Primary focal segmental glomerulosclerosis in children: prognostic factors

Abstract

To study the clinical course and the predictors of outcome in children and adolescents, 39 patients with nephrotic syndrome and primary focal segmental glomerulosclerosis (FSGS) were followed for a mean of 84.6 months. Thirty-six patients were treated with prednisone, either alone or in conjunction with cyclophosphamide.

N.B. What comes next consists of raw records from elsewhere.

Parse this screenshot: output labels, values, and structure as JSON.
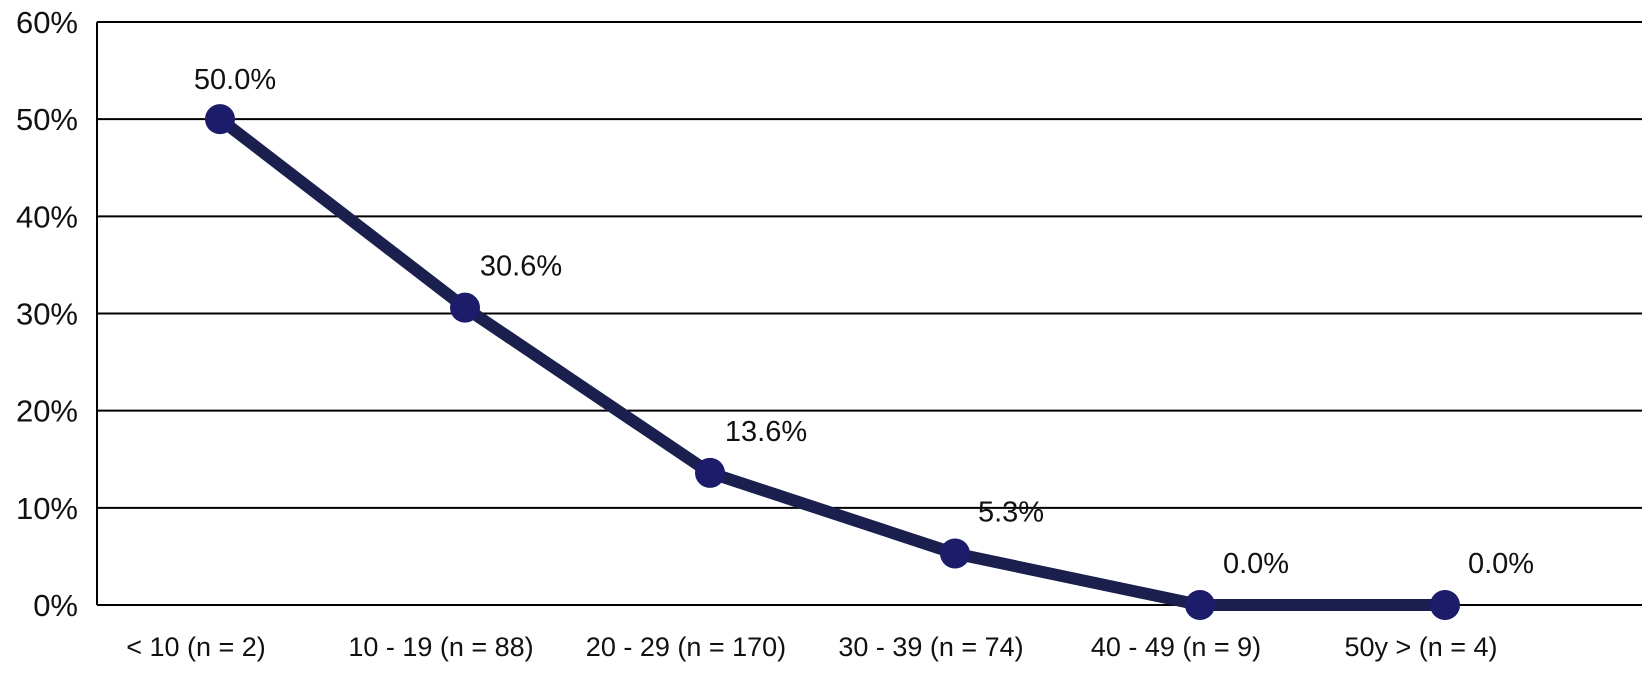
{
  "chart_data": {
    "type": "line",
    "title": "",
    "xlabel": "",
    "ylabel": "",
    "categories": [
      "< 10 (n = 2)",
      "10 - 19 (n = 88)",
      "20 - 29 (n = 170)",
      "30 - 39 (n = 74)",
      "40 - 49 (n = 9)",
      "50y > (n = 4)"
    ],
    "values": [
      50.0,
      30.6,
      13.6,
      5.3,
      0.0,
      0.0
    ],
    "data_labels": [
      "50.0%",
      "30.6%",
      "13.6%",
      "5.3%",
      "0.0%",
      "0.0%"
    ],
    "ylim": [
      0,
      60
    ],
    "y_ticks": [
      0,
      10,
      20,
      30,
      40,
      50,
      60
    ],
    "y_tick_labels": [
      "0%",
      "10%",
      "20%",
      "30%",
      "40%",
      "50%",
      "60%"
    ],
    "grid": true,
    "legend": "none",
    "line_color": "#1a1f4d",
    "marker_color": "#1c1c6b"
  }
}
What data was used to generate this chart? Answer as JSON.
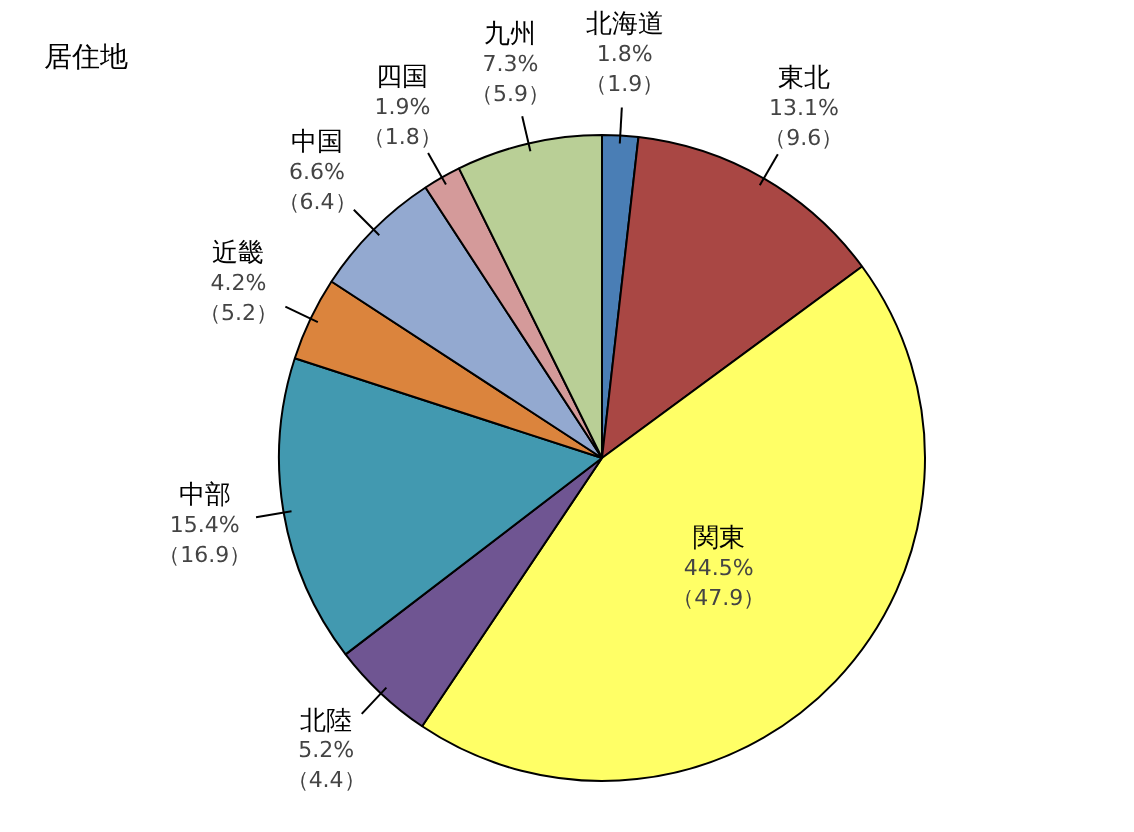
{
  "chart_data": {
    "type": "pie",
    "title": "居住地",
    "categories": [
      "北海道",
      "東北",
      "関東",
      "北陸",
      "中部",
      "近畿",
      "中国",
      "四国",
      "九州"
    ],
    "values": [
      1.8,
      13.1,
      44.5,
      5.2,
      15.4,
      4.2,
      6.6,
      1.9,
      7.3
    ],
    "colors": [
      "#4a7eb5",
      "#a94744",
      "#ffff66",
      "#6f5592",
      "#4299b0",
      "#db843d",
      "#93a9d0",
      "#d49a9a",
      "#b9cf96"
    ],
    "value_labels": [
      "1.8%\n（1.9）",
      "13.1%\n（9.6）",
      "44.5%\n（47.9）",
      "5.2%\n（4.4）",
      "15.4%\n（16.9）",
      "4.2%\n（5.2）",
      "6.6%\n（6.4）",
      "1.9%\n（1.8）",
      "7.3%\n（5.9）"
    ],
    "legend": false
  }
}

The clinical course was one of sustained remission in 4 patients, frequent relapse in 13, persistent nonnephrotic proteinuria in 5, and persistent nephrotic syndrome in 17; 2 patients had stable renal failure and 8 had progressive renal failure, 5 of them evolving to end-stage renal failure (ESRF). Resistance to prednisone was recorded in 76.6% of patients. The use of cyclophosphamide plus prednisone was of benefit in 42.8% of patients; 22.2% of the prednisone-resistant patients achieved remission of the nephrotic syndrome. A Kaplan-Meier analysis revealed a survival rate of 92% after 5 years, 86% after 10 years, and 76% after 15 years. Using both univariate and multivariate analysis, persistent nephrotic syndrome was associated with progression to ESRF and the remission of proteinuria with maintenance of renal function. As the outcome of the nephrotic syndrome in FSGS is significantly improved by remission of proteinuria, it is conceivable that immunosuppressive medication may be used in conjunction with prednisone in patients with steroid resistance.